Alphabet-owned Sidewalk Labs is promising a bright future for Toronto's city dwellers by solving today's urban pain points like congestion, affordable housing, long commutes and extreme weather.
The company plans to address these issues with Quayside, its futuristic city to be built on Toronto’s waterfront. The company, which hopes to secure $38 billion in investments by 2040, and its plans for the Toronto community are designed to disrupt five key pillars of a smart city: job creation and economic development; housing affordability; sustainability and climate-positive development; new mobility; and urban innovation.
"We want to emphasize the things that makes cities great: the people, the density, the creative friction; while trying to reduce the challenges of urban growth," Sidewalk Labs told Smart Cities Dive in a written statement.
Despite the innovation represented in these plans, Sidewalk Labs' futuristic city visions have also stirred up a fair amount of controversy and backlash, particularly over privacy concerns. In response to that pushback, Sidewalk Labs recently pledged not to sell the personal data that it collects at its Quayside project in Toronto, or leverage the data for advertising. The company said that each use of technology would be for a "beneficial purpose."
But many opponents remain concerned about Sidewalk Labs' seemingly unfettered access into people's lives. And a recent article by The Globe and Mail seemed to compound those fears by unveiling a confidential document from 2016 that details how Sidewalk Labs' planned to track the movements of residents and goods, and even outlined how residents would be granted access to certain spaces based on how much data they provide, or rewarding them for "good behavior."

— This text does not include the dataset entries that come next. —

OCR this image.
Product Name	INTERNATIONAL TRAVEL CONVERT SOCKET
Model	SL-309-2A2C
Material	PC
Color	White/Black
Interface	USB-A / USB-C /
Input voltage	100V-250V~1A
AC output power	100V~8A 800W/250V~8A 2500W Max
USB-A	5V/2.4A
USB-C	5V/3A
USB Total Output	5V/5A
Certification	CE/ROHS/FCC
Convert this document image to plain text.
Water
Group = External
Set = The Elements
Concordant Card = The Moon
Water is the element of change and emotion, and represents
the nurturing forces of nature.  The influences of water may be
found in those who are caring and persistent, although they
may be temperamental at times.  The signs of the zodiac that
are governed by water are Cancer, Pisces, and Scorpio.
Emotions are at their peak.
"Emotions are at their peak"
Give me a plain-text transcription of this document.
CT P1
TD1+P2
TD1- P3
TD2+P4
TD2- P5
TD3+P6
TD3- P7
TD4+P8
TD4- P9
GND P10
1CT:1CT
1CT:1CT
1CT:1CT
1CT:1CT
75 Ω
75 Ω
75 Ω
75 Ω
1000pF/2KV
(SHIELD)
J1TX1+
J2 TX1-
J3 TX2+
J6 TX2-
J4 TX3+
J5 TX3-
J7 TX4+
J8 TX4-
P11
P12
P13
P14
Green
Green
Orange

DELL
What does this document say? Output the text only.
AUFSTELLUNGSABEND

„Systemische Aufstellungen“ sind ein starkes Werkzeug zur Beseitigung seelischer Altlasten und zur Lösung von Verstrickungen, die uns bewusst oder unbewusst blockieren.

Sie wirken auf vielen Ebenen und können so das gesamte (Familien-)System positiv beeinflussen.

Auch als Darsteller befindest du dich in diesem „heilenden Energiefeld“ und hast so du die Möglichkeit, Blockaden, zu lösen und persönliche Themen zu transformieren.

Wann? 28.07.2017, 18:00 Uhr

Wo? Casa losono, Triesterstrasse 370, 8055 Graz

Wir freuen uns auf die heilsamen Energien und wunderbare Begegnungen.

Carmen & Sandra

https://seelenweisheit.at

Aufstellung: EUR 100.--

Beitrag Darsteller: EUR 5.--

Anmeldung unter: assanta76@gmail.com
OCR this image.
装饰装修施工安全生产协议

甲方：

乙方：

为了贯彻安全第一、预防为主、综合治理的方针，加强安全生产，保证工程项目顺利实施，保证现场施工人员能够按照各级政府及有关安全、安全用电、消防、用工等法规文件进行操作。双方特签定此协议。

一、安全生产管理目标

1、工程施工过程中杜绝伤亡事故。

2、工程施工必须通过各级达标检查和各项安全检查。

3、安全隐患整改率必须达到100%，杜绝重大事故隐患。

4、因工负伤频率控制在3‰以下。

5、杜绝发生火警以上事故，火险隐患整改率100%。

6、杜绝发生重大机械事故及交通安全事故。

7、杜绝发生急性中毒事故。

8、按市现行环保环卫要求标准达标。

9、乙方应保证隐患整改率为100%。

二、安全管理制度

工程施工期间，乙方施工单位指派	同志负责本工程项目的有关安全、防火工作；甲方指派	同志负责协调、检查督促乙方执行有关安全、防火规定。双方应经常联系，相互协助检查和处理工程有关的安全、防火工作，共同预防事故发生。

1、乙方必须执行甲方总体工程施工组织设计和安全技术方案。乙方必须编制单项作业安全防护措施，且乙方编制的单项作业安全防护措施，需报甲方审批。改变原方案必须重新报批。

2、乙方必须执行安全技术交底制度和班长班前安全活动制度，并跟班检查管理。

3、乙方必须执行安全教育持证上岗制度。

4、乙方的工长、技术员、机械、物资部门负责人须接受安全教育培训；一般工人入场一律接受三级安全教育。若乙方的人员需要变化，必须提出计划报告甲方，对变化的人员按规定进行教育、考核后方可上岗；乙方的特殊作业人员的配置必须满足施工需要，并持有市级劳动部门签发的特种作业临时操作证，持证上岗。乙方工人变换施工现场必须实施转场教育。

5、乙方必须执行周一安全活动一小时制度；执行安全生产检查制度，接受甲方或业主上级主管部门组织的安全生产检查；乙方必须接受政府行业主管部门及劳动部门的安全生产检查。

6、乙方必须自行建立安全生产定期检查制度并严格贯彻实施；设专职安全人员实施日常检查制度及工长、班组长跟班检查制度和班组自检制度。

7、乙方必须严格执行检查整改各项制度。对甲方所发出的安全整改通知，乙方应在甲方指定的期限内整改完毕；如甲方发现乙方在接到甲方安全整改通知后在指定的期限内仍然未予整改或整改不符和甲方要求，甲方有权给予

However, a poll from Environics Research released by the Toronto Region Board of Trade revealed that 54% of Toronto residents support the Quayside project. The rate of opposition stands at 13% among the greater Toronto area and 17% in the city.
Among its many unique elements that have proven to be less controversial than data collection is the plan to build with mass timber. The material promises to boost affordability, construction timelines and climate change mitigation. Sidewalk Labs wants to include a mass timber factory, which could be used to help "catalyze an industry" of sustainable building across the globe, the company said in a statement. The material can sequester or remove carbon from the atmosphere. In fact, a piece of land with no building on it has a higher carbon footprint than land with a cross-laminated timber (CLT) building, according to The Climate Trust.
Equity was also woven into their futuristic smart city. Sidewalk Labs plans to encourage "inclusive growth" at Quayside with initiatives like opening public spaces to be enjoyed day and night, and during any season "thanks to new methods to mitigate weather." Other plans for inclusivity include building a "neighborhood for everyone" with its new construction methods that will lower the cost of housing and retail space, Sidewalk Labs said in a statement.
The project aims to create jobs and boost the economy with advanced energy systems that can help reduce greenhouse gas emissions and provide a housing program at below-market rates, according to Sidewalk Labs. They also plan to expand public transit and rethink street design to discourage car ownership, in addition to providing a research center that focuses on urban innovation and a tech venture fund.
“Our vision is to build the most sustainable, affordable and inclusive neighbourhood in Toronto," the company said. "With unprecedented access to green space and public parks. Fast, reliable and affordable modes of transit, reducing commute times and climate impacts."
The company is forging ahead with its plans and will undergo a formal evaluation and public comment period, where many of the concerns surrounding Sidewalk Labs' plans are likely to be addressed. The review will be completed on March 31, 2020.
Overall, Sidewalk Labs plans to learn from Quayside in part for future endeavors. "We view this very much as a learning experience for us as a flagship project," Head of Urban Systems Rit Aggarwala told Smart Cities Dive.
For now, Sidewalk Labs has to wait and see if the public is ready for such an innovative — albeit disruptive — plan.